The worst part is when I know he knows not to do something but does it anyway. Even after being told not to. "Don't open the back door" doesn't mean anything to him anymore. To time out he goes! "Don't kick the dog" apparently means "Just wait a second, I may change my mind." Telling him to stop running or not to yell is like talking to a wall.
Again, I know this is not abnormal. I know that Tim did these kind of things as a child, especially being told not to do something and then looking right at his parents as he disobeyed them. I'm sure I gave my parents plenty of headaches. That just doesn't make it much easier. I'm tired, and by 4 pm, after telling him about 15 times not to do something, I'm worn out mentally.
Not all of his developments are awful. Some are actually really great. For example, his speech his really taken off. A few people at the dance studio hadn't seen him in a week or two and were amazed at how much more he was saying and how they could understand him. Even when you are told that they will make huge strides out of no where, it doesn't really prepare you for just how much they can change in a matter of days.
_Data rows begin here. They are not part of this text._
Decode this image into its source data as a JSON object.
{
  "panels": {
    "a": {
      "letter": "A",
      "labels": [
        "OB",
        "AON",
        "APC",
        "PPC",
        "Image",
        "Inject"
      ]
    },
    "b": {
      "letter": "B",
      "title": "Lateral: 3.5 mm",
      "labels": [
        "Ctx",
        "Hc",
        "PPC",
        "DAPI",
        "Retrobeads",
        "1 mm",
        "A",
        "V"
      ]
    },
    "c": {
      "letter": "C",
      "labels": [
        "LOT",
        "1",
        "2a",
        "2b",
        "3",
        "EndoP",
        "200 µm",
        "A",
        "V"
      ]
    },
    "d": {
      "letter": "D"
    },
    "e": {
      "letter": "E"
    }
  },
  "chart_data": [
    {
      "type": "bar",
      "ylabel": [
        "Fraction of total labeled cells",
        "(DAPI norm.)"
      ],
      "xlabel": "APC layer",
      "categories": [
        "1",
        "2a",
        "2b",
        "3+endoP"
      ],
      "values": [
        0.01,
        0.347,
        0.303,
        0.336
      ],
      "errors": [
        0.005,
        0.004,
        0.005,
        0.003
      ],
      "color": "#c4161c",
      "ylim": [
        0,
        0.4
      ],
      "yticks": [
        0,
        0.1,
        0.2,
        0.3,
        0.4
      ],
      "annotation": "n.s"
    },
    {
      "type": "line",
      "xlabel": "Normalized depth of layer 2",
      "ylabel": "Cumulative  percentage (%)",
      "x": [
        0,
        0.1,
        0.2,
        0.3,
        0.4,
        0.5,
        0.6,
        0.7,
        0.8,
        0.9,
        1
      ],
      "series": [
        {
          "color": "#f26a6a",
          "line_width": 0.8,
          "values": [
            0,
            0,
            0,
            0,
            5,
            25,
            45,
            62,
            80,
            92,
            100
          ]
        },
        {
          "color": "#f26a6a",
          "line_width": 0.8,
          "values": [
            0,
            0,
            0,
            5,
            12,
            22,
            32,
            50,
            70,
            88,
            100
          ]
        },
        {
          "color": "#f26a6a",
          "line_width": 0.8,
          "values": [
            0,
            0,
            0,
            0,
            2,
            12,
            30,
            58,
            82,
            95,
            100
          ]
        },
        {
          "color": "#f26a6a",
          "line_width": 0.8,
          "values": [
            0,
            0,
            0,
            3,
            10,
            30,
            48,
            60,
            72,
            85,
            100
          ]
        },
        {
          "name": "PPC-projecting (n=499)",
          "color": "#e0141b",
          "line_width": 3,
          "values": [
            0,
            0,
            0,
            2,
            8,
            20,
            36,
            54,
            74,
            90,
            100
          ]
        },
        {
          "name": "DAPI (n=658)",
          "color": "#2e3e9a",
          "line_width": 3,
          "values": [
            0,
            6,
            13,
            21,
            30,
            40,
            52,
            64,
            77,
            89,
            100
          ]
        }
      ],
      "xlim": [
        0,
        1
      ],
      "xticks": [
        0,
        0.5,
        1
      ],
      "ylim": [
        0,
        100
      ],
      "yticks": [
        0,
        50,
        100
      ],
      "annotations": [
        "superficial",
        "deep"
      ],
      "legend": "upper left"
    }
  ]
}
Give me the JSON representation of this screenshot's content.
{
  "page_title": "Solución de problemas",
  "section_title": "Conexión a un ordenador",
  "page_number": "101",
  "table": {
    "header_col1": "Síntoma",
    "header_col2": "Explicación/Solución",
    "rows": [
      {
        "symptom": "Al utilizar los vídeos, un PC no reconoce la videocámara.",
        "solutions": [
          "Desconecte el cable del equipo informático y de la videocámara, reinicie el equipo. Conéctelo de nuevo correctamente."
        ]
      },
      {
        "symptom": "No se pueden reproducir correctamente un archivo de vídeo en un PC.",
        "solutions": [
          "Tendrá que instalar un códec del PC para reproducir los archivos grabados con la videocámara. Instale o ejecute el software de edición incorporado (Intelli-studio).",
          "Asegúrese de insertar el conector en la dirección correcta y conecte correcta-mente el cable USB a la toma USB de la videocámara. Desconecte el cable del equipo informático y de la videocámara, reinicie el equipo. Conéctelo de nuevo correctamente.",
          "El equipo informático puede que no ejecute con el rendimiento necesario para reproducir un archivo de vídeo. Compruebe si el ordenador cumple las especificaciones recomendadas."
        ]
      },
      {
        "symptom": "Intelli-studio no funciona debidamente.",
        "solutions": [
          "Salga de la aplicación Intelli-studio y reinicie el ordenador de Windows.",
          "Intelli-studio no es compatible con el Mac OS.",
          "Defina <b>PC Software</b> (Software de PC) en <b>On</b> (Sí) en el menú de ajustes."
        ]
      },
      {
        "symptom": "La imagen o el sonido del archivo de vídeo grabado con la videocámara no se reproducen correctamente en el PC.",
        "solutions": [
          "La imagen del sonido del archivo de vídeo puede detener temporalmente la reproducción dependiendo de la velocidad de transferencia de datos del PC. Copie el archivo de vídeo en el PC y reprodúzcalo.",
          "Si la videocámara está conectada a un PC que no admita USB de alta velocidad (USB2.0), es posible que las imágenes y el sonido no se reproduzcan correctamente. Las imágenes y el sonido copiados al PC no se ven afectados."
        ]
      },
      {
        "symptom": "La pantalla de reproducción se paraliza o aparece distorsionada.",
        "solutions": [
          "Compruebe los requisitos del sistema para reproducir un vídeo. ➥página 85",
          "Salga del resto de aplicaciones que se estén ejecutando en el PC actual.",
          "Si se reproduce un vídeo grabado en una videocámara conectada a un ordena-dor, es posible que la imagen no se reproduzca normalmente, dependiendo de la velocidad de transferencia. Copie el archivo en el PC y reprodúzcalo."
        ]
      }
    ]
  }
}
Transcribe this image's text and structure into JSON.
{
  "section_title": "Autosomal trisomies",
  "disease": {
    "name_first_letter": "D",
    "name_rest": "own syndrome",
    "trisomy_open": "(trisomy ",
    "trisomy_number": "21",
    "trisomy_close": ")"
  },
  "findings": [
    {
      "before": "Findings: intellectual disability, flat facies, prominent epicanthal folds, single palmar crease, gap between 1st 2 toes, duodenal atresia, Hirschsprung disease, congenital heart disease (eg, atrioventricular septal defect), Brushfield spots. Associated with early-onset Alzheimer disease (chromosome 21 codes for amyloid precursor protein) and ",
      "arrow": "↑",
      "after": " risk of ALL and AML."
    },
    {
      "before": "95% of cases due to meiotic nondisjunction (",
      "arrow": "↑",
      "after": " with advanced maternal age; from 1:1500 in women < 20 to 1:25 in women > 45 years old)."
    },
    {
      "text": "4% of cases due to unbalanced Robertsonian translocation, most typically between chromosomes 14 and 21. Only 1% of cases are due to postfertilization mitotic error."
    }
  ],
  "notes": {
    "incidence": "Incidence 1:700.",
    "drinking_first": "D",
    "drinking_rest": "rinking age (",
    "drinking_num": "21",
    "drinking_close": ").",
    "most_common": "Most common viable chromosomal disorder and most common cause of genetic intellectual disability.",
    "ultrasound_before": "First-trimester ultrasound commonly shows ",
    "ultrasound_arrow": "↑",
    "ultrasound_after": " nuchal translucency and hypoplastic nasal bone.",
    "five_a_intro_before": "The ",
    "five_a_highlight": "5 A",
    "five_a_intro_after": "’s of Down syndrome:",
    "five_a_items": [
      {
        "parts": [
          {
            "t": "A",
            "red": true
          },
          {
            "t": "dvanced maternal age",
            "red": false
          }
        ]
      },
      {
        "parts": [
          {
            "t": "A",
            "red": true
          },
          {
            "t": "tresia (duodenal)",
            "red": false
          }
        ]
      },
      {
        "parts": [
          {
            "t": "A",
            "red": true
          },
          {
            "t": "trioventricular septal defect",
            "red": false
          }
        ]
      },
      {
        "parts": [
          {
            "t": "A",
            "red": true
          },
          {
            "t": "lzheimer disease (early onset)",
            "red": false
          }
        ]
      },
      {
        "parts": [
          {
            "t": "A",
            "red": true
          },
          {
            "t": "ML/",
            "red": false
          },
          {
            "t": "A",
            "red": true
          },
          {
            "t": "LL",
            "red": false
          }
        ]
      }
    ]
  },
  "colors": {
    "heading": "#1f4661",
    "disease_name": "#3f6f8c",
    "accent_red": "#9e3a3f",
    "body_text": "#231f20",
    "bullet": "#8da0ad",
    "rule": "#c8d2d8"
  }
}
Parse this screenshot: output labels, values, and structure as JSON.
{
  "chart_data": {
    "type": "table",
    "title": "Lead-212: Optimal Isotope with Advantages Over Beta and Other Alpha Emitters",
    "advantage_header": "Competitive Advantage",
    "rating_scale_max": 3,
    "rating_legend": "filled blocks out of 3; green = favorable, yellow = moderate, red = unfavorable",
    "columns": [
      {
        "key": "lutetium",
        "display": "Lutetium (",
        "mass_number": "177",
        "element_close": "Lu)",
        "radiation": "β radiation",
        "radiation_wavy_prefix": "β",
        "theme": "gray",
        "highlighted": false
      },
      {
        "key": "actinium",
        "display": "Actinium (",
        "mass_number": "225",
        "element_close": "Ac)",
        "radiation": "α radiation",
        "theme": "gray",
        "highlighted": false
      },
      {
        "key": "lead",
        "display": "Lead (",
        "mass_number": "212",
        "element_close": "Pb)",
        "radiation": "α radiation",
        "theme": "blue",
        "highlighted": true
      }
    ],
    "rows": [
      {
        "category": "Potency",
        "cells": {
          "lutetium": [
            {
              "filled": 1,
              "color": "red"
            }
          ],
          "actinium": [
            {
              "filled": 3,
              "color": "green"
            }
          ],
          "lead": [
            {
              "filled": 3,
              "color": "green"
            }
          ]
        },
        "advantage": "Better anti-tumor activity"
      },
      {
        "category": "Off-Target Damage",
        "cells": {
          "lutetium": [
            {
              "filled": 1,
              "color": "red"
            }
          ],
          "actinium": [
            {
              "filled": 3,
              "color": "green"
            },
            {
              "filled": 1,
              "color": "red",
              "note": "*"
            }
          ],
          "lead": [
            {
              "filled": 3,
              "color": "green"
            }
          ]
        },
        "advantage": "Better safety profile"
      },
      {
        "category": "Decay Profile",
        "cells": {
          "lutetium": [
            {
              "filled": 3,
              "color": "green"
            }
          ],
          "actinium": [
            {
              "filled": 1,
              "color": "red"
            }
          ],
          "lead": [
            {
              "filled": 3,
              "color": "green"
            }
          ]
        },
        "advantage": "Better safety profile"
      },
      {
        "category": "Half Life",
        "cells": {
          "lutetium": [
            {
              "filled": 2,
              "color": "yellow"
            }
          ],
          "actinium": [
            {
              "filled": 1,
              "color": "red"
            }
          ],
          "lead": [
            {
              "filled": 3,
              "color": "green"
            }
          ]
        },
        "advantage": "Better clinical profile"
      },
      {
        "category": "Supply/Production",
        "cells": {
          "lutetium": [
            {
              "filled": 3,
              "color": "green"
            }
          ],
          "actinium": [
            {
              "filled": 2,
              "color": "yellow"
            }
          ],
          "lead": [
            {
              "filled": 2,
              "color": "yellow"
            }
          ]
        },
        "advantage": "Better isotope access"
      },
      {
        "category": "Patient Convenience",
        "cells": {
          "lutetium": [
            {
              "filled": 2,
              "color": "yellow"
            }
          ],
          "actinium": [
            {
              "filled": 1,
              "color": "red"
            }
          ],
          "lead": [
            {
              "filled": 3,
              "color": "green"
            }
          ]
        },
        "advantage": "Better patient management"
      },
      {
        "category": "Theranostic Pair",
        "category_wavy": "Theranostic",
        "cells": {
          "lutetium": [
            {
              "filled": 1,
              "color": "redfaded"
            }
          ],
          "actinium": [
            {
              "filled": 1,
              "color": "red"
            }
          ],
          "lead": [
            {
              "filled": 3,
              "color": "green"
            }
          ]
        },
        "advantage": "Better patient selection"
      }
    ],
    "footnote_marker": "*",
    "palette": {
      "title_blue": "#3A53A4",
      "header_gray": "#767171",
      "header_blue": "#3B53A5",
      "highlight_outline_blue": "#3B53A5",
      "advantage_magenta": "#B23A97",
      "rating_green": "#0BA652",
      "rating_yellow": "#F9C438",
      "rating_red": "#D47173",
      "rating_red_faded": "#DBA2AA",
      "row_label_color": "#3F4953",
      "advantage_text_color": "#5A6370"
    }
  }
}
Before, I was happy that he was finally saying "mommy" and "daddy." Now he comes up to me and says things like "Mommy, that's your eyebrow." (while actually pointing to my eyebrow) or "Mommy, where did daddy go?"
He could be speaking fluent French right now and that wouldn't really make up for all the tantrums and screaming. Even when he asks me "Need help?" it doesn't do a whole lot. Especially since he doesn't like it when I answer, "Yes. I need you to stop acting like a crazy person!" Of course, "Mommy, need a hug?" Yeah...that makes things just a little easier.